Manfredi Borsellino ha ricordato che suo padre voleva vincere quella guerra, ma gli fu impedito da persone appartenenti al suo stesso ambiente professionale e giudiziario. Ha parlato di un «amico» che lo avrebbe tradito e di un mondo che avrebbe dovuto proteggerlo e invece lo lasciò solo.

È forse questa la ferita più profonda.

Un magistrato può attendersi l’odio dei mafiosi. Non può difendersi facilmente dal tradimento di chi porta la stessa toga, la stessa divisa o il medesimo stemma dello Stato.

Le parole dei familiari

In occasione del trentaquattresimo anniversario, Salvatore Borsellino ha ripetuto che non sono ancora arrivate verità e giustizia. Ha denunciato nuovi depistaggi istituzionali e contestato il tentativo di separare via D’Amelio dalle altre stragi, riducendo l’accelerazione dell’attentato al solo dossier “mafia e appalti”. Secondo il fratello del magistrato, questa lettura rischia di cancellare il filo dell’eversione nera e il significato della scomparsa dell’agenda rossa.

Ha inoltre rivolto alla presidente del Consiglio Giorgia Meloni un durissimo «giù le mani da mio fratello», accusando la politica di appropriarsi della memoria di Paolo senza fare piena luce sulle responsabilità. Meloni ha replicato affermando che il governo non arretrerà nella ricerca della verità.

Il contrasto è significativo.

Lo Stato celebra Borsellino come proprio eroe.
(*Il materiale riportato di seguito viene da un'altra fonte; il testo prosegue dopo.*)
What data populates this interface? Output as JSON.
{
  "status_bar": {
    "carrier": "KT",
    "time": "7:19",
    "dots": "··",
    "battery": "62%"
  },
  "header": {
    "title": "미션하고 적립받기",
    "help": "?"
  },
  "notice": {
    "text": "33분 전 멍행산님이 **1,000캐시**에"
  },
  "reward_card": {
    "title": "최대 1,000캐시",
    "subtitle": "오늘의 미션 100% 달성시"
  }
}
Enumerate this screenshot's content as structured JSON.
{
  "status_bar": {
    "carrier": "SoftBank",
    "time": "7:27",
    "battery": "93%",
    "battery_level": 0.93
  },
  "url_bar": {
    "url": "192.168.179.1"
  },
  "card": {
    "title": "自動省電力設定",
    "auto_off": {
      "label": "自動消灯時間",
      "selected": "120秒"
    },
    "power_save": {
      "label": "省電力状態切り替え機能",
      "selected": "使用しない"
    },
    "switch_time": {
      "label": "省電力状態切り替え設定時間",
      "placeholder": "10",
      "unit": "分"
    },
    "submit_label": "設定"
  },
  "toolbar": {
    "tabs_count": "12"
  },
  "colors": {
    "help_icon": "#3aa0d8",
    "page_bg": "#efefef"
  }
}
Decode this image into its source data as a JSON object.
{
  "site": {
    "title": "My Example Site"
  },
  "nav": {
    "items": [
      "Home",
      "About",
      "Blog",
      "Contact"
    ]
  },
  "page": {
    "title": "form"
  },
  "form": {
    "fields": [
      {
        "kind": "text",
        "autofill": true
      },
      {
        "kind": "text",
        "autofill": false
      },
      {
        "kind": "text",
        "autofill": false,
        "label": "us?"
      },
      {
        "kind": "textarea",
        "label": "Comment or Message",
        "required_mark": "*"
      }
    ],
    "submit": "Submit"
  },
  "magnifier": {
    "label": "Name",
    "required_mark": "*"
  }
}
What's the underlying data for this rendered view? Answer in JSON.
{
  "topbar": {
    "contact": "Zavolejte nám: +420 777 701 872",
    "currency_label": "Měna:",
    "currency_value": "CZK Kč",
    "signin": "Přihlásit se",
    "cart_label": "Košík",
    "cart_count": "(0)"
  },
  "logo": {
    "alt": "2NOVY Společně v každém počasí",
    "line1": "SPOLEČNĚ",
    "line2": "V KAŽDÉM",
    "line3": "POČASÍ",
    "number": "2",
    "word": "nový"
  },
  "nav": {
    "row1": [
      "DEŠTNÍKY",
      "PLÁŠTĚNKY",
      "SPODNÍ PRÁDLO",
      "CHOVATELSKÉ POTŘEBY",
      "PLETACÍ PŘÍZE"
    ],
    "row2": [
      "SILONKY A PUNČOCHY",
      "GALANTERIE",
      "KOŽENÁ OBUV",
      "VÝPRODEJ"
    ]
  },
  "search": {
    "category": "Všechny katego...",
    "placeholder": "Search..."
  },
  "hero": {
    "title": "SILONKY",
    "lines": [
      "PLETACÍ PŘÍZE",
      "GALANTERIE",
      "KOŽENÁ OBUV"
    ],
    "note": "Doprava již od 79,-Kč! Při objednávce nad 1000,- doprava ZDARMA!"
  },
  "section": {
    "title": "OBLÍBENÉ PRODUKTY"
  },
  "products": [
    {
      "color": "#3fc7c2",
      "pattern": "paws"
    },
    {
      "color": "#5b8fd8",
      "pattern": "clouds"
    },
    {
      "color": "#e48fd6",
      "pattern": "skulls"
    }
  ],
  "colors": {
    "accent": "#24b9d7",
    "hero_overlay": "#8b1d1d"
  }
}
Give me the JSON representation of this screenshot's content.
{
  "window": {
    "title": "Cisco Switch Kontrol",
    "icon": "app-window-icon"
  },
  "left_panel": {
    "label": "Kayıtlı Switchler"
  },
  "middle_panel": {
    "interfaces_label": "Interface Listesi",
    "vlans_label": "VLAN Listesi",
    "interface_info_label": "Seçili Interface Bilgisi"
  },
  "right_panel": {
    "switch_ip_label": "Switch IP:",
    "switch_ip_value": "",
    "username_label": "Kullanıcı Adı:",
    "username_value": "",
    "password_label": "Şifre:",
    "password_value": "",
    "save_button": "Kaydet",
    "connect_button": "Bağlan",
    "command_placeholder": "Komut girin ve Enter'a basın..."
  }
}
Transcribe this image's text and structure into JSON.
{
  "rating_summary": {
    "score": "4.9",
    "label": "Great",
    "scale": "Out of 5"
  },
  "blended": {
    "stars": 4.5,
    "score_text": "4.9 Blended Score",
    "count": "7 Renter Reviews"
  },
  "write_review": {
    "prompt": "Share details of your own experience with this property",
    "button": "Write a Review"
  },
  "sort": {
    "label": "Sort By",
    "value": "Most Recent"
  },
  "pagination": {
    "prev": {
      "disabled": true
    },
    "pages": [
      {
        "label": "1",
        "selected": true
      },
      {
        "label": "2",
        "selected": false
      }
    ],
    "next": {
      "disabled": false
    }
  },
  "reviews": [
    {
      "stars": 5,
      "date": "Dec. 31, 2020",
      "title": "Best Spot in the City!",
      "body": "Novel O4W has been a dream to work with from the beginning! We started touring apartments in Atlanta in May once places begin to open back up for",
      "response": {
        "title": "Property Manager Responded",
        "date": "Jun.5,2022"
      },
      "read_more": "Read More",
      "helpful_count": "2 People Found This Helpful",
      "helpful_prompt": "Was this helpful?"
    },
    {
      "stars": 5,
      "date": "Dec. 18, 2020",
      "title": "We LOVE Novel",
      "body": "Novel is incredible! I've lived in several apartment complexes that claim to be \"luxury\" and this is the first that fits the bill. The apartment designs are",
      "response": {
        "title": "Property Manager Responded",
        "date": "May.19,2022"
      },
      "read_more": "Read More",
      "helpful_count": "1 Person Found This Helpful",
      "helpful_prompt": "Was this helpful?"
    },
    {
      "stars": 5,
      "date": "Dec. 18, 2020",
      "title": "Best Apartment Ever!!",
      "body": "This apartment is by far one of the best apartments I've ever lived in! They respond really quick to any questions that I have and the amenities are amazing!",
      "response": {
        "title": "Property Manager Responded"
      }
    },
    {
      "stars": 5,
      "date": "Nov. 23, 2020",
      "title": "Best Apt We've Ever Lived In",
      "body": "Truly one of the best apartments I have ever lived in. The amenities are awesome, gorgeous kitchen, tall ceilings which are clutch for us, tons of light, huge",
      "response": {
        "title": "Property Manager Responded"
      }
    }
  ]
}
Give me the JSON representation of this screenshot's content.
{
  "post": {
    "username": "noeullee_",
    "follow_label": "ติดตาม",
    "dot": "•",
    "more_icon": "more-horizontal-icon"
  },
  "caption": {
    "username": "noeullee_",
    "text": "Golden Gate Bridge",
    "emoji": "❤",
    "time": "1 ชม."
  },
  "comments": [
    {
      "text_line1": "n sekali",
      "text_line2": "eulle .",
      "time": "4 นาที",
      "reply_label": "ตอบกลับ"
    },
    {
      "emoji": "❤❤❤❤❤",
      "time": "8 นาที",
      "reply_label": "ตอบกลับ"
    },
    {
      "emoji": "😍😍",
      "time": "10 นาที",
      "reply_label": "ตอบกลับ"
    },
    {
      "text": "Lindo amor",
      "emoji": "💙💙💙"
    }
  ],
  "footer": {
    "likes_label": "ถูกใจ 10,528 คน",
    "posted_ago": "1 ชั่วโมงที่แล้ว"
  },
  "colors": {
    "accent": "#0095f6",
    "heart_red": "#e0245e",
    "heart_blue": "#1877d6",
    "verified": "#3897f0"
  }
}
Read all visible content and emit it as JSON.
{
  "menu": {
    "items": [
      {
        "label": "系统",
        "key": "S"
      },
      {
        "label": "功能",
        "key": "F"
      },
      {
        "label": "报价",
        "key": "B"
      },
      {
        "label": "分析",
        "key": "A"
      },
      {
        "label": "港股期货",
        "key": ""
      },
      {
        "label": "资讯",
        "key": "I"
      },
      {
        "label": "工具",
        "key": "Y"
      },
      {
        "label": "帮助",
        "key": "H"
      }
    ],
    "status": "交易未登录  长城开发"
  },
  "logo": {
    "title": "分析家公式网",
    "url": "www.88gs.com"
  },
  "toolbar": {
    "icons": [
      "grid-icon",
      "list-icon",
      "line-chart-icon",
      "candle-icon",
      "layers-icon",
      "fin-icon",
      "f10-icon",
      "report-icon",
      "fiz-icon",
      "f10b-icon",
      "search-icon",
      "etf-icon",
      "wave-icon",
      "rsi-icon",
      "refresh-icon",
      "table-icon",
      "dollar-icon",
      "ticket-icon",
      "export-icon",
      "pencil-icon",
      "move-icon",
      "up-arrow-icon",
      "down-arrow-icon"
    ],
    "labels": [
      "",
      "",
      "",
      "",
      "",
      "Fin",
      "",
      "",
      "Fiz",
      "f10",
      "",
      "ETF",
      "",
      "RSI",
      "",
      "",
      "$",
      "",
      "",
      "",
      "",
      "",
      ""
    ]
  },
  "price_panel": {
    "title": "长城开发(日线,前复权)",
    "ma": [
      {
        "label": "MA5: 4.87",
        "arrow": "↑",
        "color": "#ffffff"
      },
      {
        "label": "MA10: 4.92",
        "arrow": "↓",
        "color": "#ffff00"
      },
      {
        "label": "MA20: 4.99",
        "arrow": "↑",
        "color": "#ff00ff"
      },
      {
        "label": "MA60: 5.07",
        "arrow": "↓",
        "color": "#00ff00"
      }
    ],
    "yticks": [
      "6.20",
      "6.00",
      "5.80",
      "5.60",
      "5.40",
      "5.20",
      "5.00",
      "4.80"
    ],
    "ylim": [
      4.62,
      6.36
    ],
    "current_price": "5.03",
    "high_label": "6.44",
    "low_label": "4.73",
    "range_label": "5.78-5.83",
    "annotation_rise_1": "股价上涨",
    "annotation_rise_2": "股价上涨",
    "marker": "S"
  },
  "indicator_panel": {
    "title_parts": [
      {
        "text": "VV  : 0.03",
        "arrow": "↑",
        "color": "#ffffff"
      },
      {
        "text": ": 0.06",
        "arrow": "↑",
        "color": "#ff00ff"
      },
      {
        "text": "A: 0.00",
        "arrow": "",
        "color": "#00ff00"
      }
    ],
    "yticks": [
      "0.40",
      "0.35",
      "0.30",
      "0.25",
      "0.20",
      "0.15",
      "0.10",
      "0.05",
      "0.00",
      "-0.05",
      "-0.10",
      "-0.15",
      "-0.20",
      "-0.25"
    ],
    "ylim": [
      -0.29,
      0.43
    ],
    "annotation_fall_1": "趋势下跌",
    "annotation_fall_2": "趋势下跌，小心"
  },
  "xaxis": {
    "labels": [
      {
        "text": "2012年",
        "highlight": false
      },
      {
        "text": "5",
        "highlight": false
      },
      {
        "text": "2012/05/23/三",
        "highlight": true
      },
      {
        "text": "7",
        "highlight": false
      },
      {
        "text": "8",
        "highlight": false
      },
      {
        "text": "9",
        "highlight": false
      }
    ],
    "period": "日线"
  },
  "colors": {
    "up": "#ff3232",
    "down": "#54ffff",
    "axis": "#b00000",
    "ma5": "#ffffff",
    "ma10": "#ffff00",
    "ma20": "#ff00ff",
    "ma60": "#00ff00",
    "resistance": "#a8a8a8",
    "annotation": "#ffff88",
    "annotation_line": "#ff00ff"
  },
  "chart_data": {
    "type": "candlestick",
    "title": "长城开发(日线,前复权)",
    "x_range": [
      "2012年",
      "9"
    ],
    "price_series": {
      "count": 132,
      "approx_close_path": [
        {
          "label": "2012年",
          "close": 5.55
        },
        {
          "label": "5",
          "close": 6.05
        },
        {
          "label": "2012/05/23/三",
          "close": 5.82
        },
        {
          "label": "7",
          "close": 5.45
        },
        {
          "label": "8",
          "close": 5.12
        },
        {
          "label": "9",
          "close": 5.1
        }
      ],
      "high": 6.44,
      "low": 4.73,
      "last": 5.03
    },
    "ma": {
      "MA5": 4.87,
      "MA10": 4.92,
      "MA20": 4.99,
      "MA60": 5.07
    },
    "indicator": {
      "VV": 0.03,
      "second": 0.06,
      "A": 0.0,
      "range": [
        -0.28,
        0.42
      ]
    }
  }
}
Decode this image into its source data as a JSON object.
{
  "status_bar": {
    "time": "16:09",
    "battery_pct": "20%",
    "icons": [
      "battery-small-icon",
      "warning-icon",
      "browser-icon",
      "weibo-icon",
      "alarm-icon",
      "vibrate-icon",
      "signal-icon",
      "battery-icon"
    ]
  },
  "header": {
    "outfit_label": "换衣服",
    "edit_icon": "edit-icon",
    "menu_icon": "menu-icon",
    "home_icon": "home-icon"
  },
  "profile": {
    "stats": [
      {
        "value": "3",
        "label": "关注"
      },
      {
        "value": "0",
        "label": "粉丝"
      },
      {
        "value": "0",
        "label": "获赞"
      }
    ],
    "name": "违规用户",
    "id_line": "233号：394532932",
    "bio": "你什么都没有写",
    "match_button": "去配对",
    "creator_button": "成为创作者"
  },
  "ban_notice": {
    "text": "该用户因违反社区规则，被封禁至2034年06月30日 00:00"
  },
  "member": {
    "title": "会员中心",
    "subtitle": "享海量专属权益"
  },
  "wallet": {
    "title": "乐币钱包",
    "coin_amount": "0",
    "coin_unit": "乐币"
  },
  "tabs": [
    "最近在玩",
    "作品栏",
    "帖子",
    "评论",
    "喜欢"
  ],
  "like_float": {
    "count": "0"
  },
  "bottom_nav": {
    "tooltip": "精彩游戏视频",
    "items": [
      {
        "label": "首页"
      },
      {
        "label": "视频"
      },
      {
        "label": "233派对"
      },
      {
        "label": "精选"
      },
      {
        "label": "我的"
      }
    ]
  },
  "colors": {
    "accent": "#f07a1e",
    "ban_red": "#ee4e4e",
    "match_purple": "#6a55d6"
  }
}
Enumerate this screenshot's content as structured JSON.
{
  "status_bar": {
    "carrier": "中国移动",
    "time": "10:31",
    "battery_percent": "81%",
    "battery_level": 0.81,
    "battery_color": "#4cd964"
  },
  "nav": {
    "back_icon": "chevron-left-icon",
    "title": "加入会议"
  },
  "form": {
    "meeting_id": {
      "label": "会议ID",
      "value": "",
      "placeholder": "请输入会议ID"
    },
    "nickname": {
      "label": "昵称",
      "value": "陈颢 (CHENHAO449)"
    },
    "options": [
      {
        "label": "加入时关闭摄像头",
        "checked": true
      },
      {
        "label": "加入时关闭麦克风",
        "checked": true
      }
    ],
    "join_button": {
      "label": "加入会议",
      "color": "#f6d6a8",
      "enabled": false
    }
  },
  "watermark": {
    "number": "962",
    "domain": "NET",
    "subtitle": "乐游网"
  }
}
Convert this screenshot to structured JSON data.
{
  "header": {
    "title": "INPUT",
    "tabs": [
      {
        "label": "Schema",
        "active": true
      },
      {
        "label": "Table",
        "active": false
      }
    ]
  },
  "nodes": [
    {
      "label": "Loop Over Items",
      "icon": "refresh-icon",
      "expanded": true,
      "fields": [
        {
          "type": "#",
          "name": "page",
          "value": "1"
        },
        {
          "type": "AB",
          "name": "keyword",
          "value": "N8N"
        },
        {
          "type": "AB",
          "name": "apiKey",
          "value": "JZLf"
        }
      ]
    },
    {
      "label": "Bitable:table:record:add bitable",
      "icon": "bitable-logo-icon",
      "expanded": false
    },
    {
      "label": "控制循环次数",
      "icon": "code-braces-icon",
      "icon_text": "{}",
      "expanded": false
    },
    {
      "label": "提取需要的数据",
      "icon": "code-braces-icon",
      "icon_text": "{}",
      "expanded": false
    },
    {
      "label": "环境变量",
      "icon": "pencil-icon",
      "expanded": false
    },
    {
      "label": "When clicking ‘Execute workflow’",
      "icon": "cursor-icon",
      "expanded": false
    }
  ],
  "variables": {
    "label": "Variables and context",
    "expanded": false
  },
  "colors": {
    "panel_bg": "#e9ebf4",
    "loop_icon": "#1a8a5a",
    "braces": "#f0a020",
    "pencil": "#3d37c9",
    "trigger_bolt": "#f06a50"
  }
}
La famiglia continua a chiedere da quale Stato egli non sia stato protetto.

Mattarella afferma, con ragione, che il disegno eversivo fu sconfitto perché la Repubblica resistette alle bombe. Ma resta da chiedersi se sia stato sconfitto anche il disegno di occultamento. Le istituzioni sopravvissero. La verità, invece, fu mutilata.

E una Repubblica può dirsi davvero vittoriosa quando non conosce ancora tutti coloro che parteciparono all’assassinio di uno dei suoi magistrati?

Gli uomini e la donna della scorta

C’è infine un’ingiustizia della memoria da riparare.

Paolo Borsellino non morì solo.

Agostino Catalano aveva quarantatré anni ed era caposcorta. Emanuela Loi, ventiquattro anni, fu la prima agente donna della Polizia di Stato a morire in servizio. Vincenzo Li Muli ne aveva ventidue, Claudio Traina ventisette, Walter Eddie Cosina trent’anni.

Non erano comparse nella biografia di un eroe.

Erano servitori dello Stato consapevoli del rischio. Condividevano con Borsellino la paura e continuarono a proteggerlo anche quando le istituzioni non riuscirono a proteggere nessuno di loro.

La loro morte impedisce di trasformare via D’Amelio in un enigma per specialisti o in una disputa tra fazioni politiche. Dietro ogni ipotesi sui mandanti esterni, dietro ogni fascicolo scomparso, dietro ogni falsa confessione, vi sono corpi dilaniati e famiglie private dei propri cari.

La verità non è un lusso storiografico.

È ciò che lo Stato deve ai morti.

Via D’Amelio continua a interrogare l’Italia perché la verità mafiosa è stata raggiunta soltanto in parte, mentre quella istituzionale resta ferita. Cosa nostra accese il detonatore, ma attorno a quella bomba si mossero interessi, omissioni e complicità che non portavano tutti la coppola. Chiedersi se vi fossero apparati deviati, potenze straniere, eredità di Gladio o strategie di conservazione del potere non significa abbandonarsi al complotto: significa rifiutare che la mafia venga usata ancora una volta come un sipario dietro cui nascondere altri attori.

Paolo Borsellino sapeva di dover morire. Forse sapeva anche perché Giovanni Falcone era stato ucciso. Due giorni prima della propria morte lasciò intendere di avere compreso qualcosa di enorme. Quel “qualcosa” resta la domanda proibita della Repubblica.

L’agenda rossa è scomparsa, ma il suo vuoto continua a scrivere.